Point of View focuses on people who came to the Bow Valley to photograph, with one of those photographers being Ansel Adams in 1924.
“Some of the biggest names in photography from all over, including the U.S., Canada and as far away as Australia will be included,” said Whyte Museum curator of photography Craig Richards. “People are going to be a bit surprised because it’s photographs that are inspired by the Canadian Rockies. They might come in thinking they are just going to see a bunch of landscape photographs, but it is probably less than a third landscape photographs.”
Richards says it consists of a wide range of work that was created from many facets found in the Rockies.
“From portraits to photographer Steven Shore, who is one of the leading documentary photographers who came here in 1974 and stayed at the Timberline Hotel and photographed his hotel room and his meal – it’s such an eclectic mix of photographs coming from some of the biggest names,” Richards said.
Calgary-based photographer Jeremy Fokkens’ exhibit Back to the Land is an ongoing project consisting of photographs he’s taken, and will continue to take, across Canada. Fokkens is focusing on rural and smaller communities and the people who inhabit them.
“There’s going to be 10 pieces in the exhibition, the pieces themselves are quite large, the prints alone are 20 by 30 inches, and with the matting and framing they end up almost being 30 by 40, so quite large with a lot of detail,” Fokkens said.
“I chose these pieces because I wanted to create a really good narrative around what the project represents, and obviously with each person, that is highlighted in their stories. I didn’t want to just focus on agriculture or forestry, because I’m finding people in these specific industries in these provinces, so I’m trying to find a nice mix of storytelling and the people that are in these places and their stories.”
He started the project out of wanting to be proud of a body of work that he could call his own. Fokkens started photographing random strangers on the streets of Calgary, with the project turning into having a national scope.
“It was the same kind of thing as I’m doing with Back to the Land ... but then I thought if we got these really cool stories here, why not do it across the country? I did a test pilot by heading to southern Saskatchewan and found ranchers and beekeepers and fly fishing,” Fokkens said.
“The project is still in its infancy, I only started it about a year and a half ago. This is going to be a very long project and take quite a bit of time to complete because Canada is such a large vast country.”
Opening reception, Saturday (Jan. 30). Museum members at 6 p.m., general opening at 7 p.m.
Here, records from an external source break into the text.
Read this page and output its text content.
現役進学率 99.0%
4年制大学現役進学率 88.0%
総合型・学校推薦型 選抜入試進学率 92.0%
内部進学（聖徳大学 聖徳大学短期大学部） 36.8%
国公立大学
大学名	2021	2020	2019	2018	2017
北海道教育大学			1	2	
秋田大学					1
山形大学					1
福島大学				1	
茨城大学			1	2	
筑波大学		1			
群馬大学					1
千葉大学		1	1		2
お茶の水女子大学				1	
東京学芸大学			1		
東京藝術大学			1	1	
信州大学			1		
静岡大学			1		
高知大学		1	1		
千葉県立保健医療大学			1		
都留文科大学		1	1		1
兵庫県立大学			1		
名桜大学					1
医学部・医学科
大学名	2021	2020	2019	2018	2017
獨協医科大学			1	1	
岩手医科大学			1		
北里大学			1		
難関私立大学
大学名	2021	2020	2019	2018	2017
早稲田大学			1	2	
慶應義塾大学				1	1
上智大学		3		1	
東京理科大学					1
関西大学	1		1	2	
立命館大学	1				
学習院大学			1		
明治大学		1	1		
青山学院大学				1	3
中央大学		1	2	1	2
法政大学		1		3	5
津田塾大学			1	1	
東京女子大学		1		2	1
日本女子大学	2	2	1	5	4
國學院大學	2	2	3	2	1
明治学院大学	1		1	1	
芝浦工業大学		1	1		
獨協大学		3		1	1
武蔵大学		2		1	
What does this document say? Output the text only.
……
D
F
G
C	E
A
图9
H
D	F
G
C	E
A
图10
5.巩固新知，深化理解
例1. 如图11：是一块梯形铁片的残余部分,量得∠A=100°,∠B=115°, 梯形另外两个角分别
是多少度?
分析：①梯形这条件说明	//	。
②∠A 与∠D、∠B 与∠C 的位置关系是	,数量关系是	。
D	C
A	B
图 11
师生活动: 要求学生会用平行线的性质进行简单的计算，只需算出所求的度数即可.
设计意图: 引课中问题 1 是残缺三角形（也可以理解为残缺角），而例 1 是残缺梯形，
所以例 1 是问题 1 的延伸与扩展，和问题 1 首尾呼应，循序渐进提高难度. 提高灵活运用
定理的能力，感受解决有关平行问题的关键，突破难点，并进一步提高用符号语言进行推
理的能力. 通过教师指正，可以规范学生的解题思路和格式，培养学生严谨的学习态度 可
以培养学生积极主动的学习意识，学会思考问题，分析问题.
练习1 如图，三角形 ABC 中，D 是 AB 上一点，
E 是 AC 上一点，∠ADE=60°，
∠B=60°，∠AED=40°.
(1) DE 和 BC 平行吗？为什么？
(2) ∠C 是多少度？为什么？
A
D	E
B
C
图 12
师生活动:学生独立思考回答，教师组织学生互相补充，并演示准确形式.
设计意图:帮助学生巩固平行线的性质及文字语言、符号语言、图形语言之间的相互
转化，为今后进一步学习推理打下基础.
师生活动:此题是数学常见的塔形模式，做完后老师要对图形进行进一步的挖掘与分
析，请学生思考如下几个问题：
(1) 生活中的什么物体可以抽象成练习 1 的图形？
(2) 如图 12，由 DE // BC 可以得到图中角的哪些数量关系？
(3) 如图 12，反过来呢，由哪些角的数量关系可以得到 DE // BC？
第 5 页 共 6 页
Point of View: Photographs Inspired by the Canadian Rockies
Jan. 30 to March 27, main gallery
From traditional photographs of the Canadian Rockies by Ansel Adams and Bruce Barnbaum to social documentary work by Sylvia Plachy, Barbara Spohr and Stephen Shore, this exhibition examines photography inspired by landscape of grand scale.
Through the Lens
Jan. 30 to March 27, main gallery
Through the Lens immerses Bow Valley students in the creative process of traditional and digital photography and encourages participants to experiment and learn about themselves, their community and the exciting medium of visual communication.
Back to the Land: Photographs by Jeremy Fokkens
Jan. 30 to March 27, Rummel Room
Photographer Jeremy Fokkens has traveled extensively photographing people, their cultures and the environments they live in. His international travels inspired Fokkens to explore his own country with fresh eyes, and a desire to show the beauty in the mundane.